Ibarat kita pergi ke Kintamani yang merupakan tempat yang indah dan sejuk yang mampu menciptakan rasa damai. Bila kita hanya berharap dan memikirkannya saja maka kita tidak akan pernah sampai ke tempat tersebut. Atau meskipun kita sudah naik motor atau menyetir mobil dan berangkat ke arah Kintamani, namun dalam perjalanan pikiran kita terus tertuju dan terbayang akan tempat itu, maka kemungkinan besar kita akan nyasar atau nabrak sana-sini. Oleh karena itu maka lebih baik pikiran kita fokus pada saat naik motor sehingga arah motor tetap pada jalurnya dan selamat, sehingga hanya menunggu waktunya pasti sampai ke tempat tujuan. Sama halnya mengharap pahala, sorga maupun kasih Tuhan, apabila kita tidak fokus terhadap apa yang sedang kita lakoni apakah sesuai atau tidak dengan amanah Tuhan (Bahasa Balinya Ngelewe, antara tindakan, ucapan dan pikirannya tidak nyambung/Munafik), maka pengharapan hanya tinggal harapan yang kosong melompong atau illusi.

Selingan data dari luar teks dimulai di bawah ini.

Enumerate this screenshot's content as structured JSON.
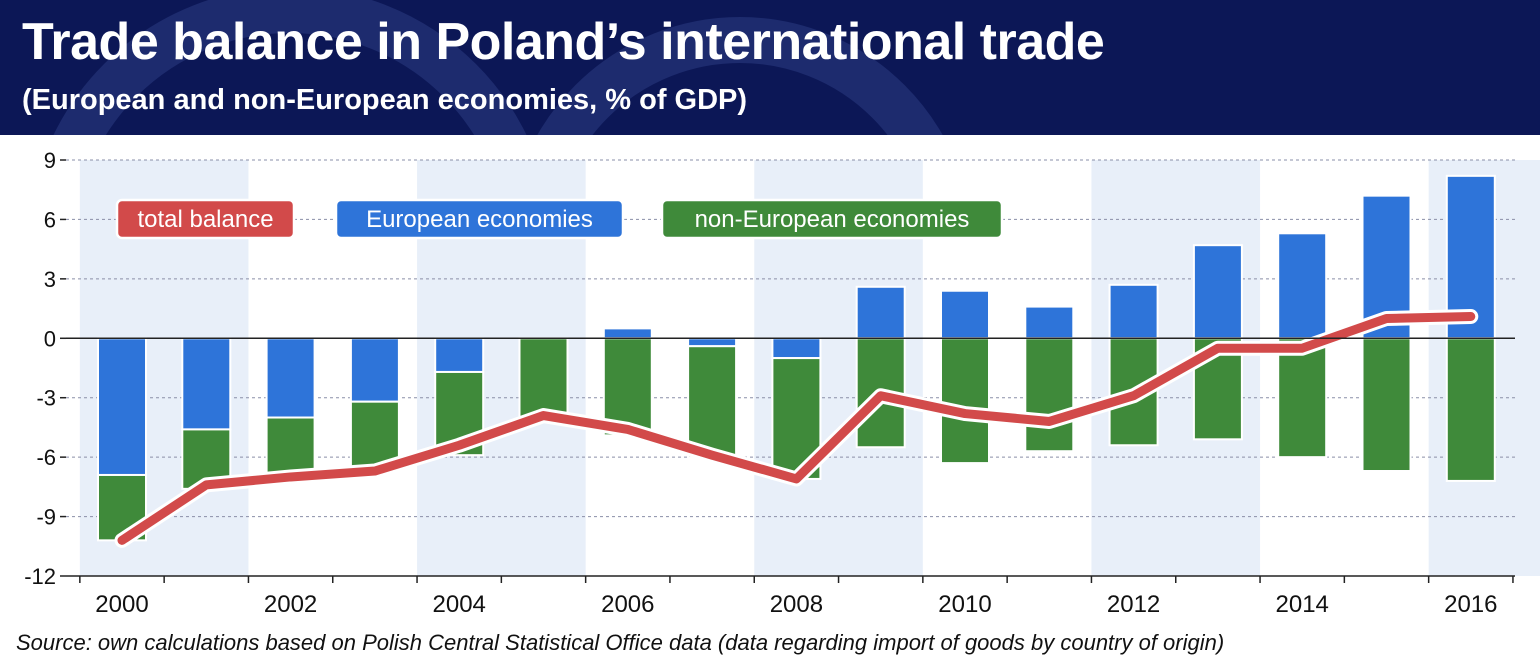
{
  "header": {
    "title": "Trade balance in Poland’s international trade",
    "subtitle": "(European and non-European economies, % of GDP)",
    "colors": {
      "background": "#0c1756",
      "text": "#ffffff"
    }
  },
  "source": "Source: own calculations based on Polish Central Statistical Office data (data regarding import of goods by country of origin)",
  "chart_data": {
    "type": "bar",
    "stacked": true,
    "categories": [
      2000,
      2001,
      2002,
      2003,
      2004,
      2005,
      2006,
      2007,
      2008,
      2009,
      2010,
      2011,
      2012,
      2013,
      2014,
      2015,
      2016
    ],
    "tick_labels": [
      "2000",
      "2002",
      "2004",
      "2006",
      "2008",
      "2010",
      "2012",
      "2014",
      "2016"
    ],
    "y_ticks": [
      9,
      6,
      3,
      0,
      -3,
      -6,
      -9,
      -12
    ],
    "y_tick_labels": [
      "9",
      "6",
      "3",
      "0",
      "-3",
      "-6",
      "-9",
      "-12"
    ],
    "ylim": [
      -12,
      9
    ],
    "grid": "horizontal dashed",
    "legend_placement": "top-left",
    "series": [
      {
        "name": "European economies",
        "type": "bar",
        "color": "#2e74d9",
        "values": [
          -6.9,
          -4.6,
          -4.0,
          -3.2,
          -1.7,
          0.0,
          0.5,
          -0.4,
          -1.0,
          2.6,
          2.4,
          1.6,
          2.7,
          4.7,
          5.3,
          7.2,
          8.2
        ]
      },
      {
        "name": "non-European economies",
        "type": "bar",
        "color": "#3f8a3a",
        "values": [
          -3.3,
          -3.0,
          -3.0,
          -3.4,
          -4.2,
          -4.0,
          -4.9,
          -5.6,
          -6.1,
          -5.5,
          -6.3,
          -5.7,
          -5.4,
          -5.1,
          -6.0,
          -6.7,
          -7.2
        ]
      },
      {
        "name": "total balance",
        "type": "line",
        "color": "#d24a4a",
        "values": [
          -10.2,
          -7.4,
          -7.0,
          -6.7,
          -5.4,
          -3.9,
          -4.6,
          -5.9,
          -7.1,
          -2.9,
          -3.8,
          -4.2,
          -2.9,
          -0.5,
          -0.5,
          1.0,
          1.1
        ]
      }
    ]
  }
}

Apalagi sesama manusia berharap akan cintanya maka kita selamanya akan menjadi pengemis cinta. Lebih baik menjadi penyebar cinta daripada pengemis cinta, sehingga orang lain akan menampakkan cintanya. Cinta dimaksud di sini adalah cinta murni atau cinta universal dan bukan cinta nafsu, karena cinta yang terakhir tersebut di zaman ini bisa dibeli. Demikinlah sedikit gambaran bila jiwa kita masih dalam tingkatan Waisia.

Selanjutnya mari kita coba untuk mengungkap tingkatan warna Ksatria. Secara umum ksatria lekat pada sifat yang mulia, tanpa memikirkan untung rugi. Ibarat seorang tentara yang akan maju perang, mereka tidak memikirkan untung dan ruginya bagi diri sendiri dan keluarganya. Ia akan maju terus dengan semangat dan keteguhan hatinya untuk melaksanakan swadharmanya. Namun realitasnya dimasyarakat sering dipahami yang termasuk kelompok masyarakat yang tergolong Ksatria adalah masyarakat yang bertitel bangsawan tertentu. Ini sah-sah saja sesuai dengan pemahaman mereka dan tradisi yang ada. Sekali lagi itu hanya sebuah nilai yang muncul dari pernyataan. Bagaimana halnya warna Ksatria bila dipakai mengukur warna diri ?

Ksatria ditandai dengan tindakan kita yang spontan tanpa didahului oleh pikiran untung-rugi. Kalau memang merupakan kewajiban akan dilakukan dengan spontan dan lascarya (ikhlas). Seperti menolong orang lain, melaksanakan perintah atasan, melaksanakan perintah orang tua termasuk leluhur maupun Tuhan . Jadi hal ini jelas sekali dimuat dalam Kitab Suci Bhagawadgitha ketika Bhatara Khrisna memberi wejangan kepada Arjuna di medan Kurusetra tat kala Arjuna tidak percara diri dan penuh keraguan menghadapi musuh-musuhnya yang antara lain kerabat, kakek dan gurunya sendiri. Salah satu wejangan penting tersebut adalah ” Kerjakan kewajibanmu tanpa pernah memikirkan hasilnya ”. Jadi kalau sudah merupakan swadharma kita sebagai makhluk ciptaan yang memiliki derajat yang paling tinggi dihadapan Tuhan, maka lakukanlah dengan penuh keikhlasan dan senang hati, tanpa pernah memikirkan hasilnya. Dengan demikian kita terbebas dari pengurangan energi hanya untuk memikirkan untung dan rugi yang memunculkan keterikatan/kelekatan yang menjadi sumber penderitaan. Hal ini sangat penting untuk dipahami untuk selanjutnya dilakoni.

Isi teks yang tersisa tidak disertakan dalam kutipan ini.